Shooter's doctor gave up license over sexual relationship with female client - NewsTimes

The psychiatrist who had treated Sandy Hook Elementary School shooter Adam Lanza surrendered his license after being investigated for an inappropriate relationship with a female patient.

According to documents from the state Department of Public Health obtained Monday, Dr. Paul Fox, who had a private practice in Brookfield, was questioned about his relationship with the woman in July 2012. Shortly after, he voluntarily surrendered his license and has since moved to New Zealand.

A lengthy State Police report released on Friday showed Fox was Lanza's primary psychiatrist during his adolescence. Fox is quoted in the report as saying he hadn't seen Lanza since he was 15, about five years before Lanza killed his mother, then 20 first-graders and six adults at the Sandy Hook school in Newtown before taking his own life.

Fox told investigators in the report he destroyed his records on Lanza, a move psychiatrists are permitted to do with files after five years.

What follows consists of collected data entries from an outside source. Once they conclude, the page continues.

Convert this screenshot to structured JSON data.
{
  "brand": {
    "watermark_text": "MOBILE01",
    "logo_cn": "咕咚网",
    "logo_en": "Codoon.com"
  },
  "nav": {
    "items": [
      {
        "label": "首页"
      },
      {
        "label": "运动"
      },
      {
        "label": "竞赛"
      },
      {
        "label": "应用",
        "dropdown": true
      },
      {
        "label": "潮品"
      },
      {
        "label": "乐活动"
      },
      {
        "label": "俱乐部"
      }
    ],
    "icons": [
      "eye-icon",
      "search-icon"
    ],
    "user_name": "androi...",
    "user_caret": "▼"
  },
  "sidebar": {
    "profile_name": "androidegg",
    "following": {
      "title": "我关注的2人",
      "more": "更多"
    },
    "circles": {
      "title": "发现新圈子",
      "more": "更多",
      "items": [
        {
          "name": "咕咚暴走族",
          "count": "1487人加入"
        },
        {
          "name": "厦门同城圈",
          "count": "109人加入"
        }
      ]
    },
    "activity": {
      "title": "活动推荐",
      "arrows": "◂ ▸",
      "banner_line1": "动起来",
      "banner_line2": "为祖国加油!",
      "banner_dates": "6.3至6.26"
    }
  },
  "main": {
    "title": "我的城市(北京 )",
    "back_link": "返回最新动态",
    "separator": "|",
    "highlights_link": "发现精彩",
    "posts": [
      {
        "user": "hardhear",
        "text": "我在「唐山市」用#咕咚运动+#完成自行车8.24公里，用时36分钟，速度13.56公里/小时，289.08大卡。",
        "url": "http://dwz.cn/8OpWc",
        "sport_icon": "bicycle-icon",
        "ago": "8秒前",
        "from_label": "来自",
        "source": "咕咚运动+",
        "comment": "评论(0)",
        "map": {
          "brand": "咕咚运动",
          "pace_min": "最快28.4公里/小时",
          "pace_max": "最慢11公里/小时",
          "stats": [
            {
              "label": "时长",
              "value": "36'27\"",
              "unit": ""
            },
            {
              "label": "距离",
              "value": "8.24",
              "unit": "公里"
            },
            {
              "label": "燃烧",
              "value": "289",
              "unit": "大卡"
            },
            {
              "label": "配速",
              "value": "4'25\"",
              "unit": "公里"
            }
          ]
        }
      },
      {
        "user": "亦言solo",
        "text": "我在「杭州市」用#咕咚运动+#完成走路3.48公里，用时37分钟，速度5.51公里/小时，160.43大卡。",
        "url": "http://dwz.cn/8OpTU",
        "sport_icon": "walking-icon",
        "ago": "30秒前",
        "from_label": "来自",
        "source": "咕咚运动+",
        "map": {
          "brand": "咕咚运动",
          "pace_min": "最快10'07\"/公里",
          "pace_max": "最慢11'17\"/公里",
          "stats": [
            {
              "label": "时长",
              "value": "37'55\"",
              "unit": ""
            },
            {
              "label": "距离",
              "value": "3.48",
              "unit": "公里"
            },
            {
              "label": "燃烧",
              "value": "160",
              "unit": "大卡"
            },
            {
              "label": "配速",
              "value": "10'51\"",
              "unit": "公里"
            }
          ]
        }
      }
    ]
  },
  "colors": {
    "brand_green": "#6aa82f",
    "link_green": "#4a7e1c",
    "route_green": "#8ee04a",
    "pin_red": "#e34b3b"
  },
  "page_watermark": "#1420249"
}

The Department of Public Health report states that Fox began treating the woman with whom he had a relationship in May 2010. The patient, who isn't a minor, claimed she and Fox had a "personal consensual sexual relationship for more than one year." The relationship came to light during a psychological assessment with the woman's primary doctor at Yale-New Haven Hospital.

The patient said she and Fox had "sexual encounters" in his office, went out to eat together and spent time together on Fox's personal sailboat. She also claimed that, while hospitalized elsewhere, she met "another girl" who said she was having phone sex with Fox.

The state Department of Public Health report included email messages from the patient to her mother in which the relationship with Fox was discussed. It also included billing information showing Fox sent the woman 212 text messages between April 26, 2011 and May 25, 2011. Between October 26 and 28, 2011, Fox sent another 36 text messages.

There were also 42 phone calls between Fox and the patient during that time, the longest of which was 49 minutes. Other documents supporting the relationship included two letters reportedly from Fox to the patient, two Facebook dialogues sent by the patient, 29 emails from Fox to the patient, and two poems reportedly given to Fox by the patient.

These documents were not released by the health department. Among the 19 supporting documents were medical records from Western Connecticut State University in Danbury and Danbury Hospital. Calls to the head of psychiatry at the hospital were not returned Monday.

Records from state Superior Court in Danbury indicate that Judge Heidi Winslow granted Fox and his wife, Faline Schneiderman, of New Fairfield, were granted an uncontested divorce in June 2012.

The couple, who were married in Sherman in April 1988, have two children, a daughter, 23, and a son, 20.

Schneiderman brought the action six months earlier, citing "irretrievable breakdown," according to the court file.

Fox's case did not come before the Connecticut Medical Examining Board for a public hearing. Instead, Fox and his attorney brokered a deal with the state Department of Public Health's Healthcare Quality and Safety branch and the psychiatrist surrendered his license in Connecticut and New York.

Dr. Harold I. Schwartz, a member of the 16-member Sandy Hook Advisory Commission, a panel of experts appointed by Gov. Dannel P. Malloy to make recommendations regarding school safety, mental health and gun violence prevention in the wake of the Dec. 14, 2012 shootings, said it was impossible from the available information to say whether Lanza received proper mental health care from Fox.

"There is nothing in the state police report that tells me anything of substance about the kind of care (he) was receiving," Schwartz said Monday.

Schwartz is the psychiatrist-in-chief at Hartford Hospital's Institute of Living, vice president of Behavioral Health at Hartford Hospital and professor of psychiatry at the University of Connecticut School of Medicine.

"There are no conclusions of any kind that I can draw," Schwartz said.

Staff writer Ken Dixon contributed to this report.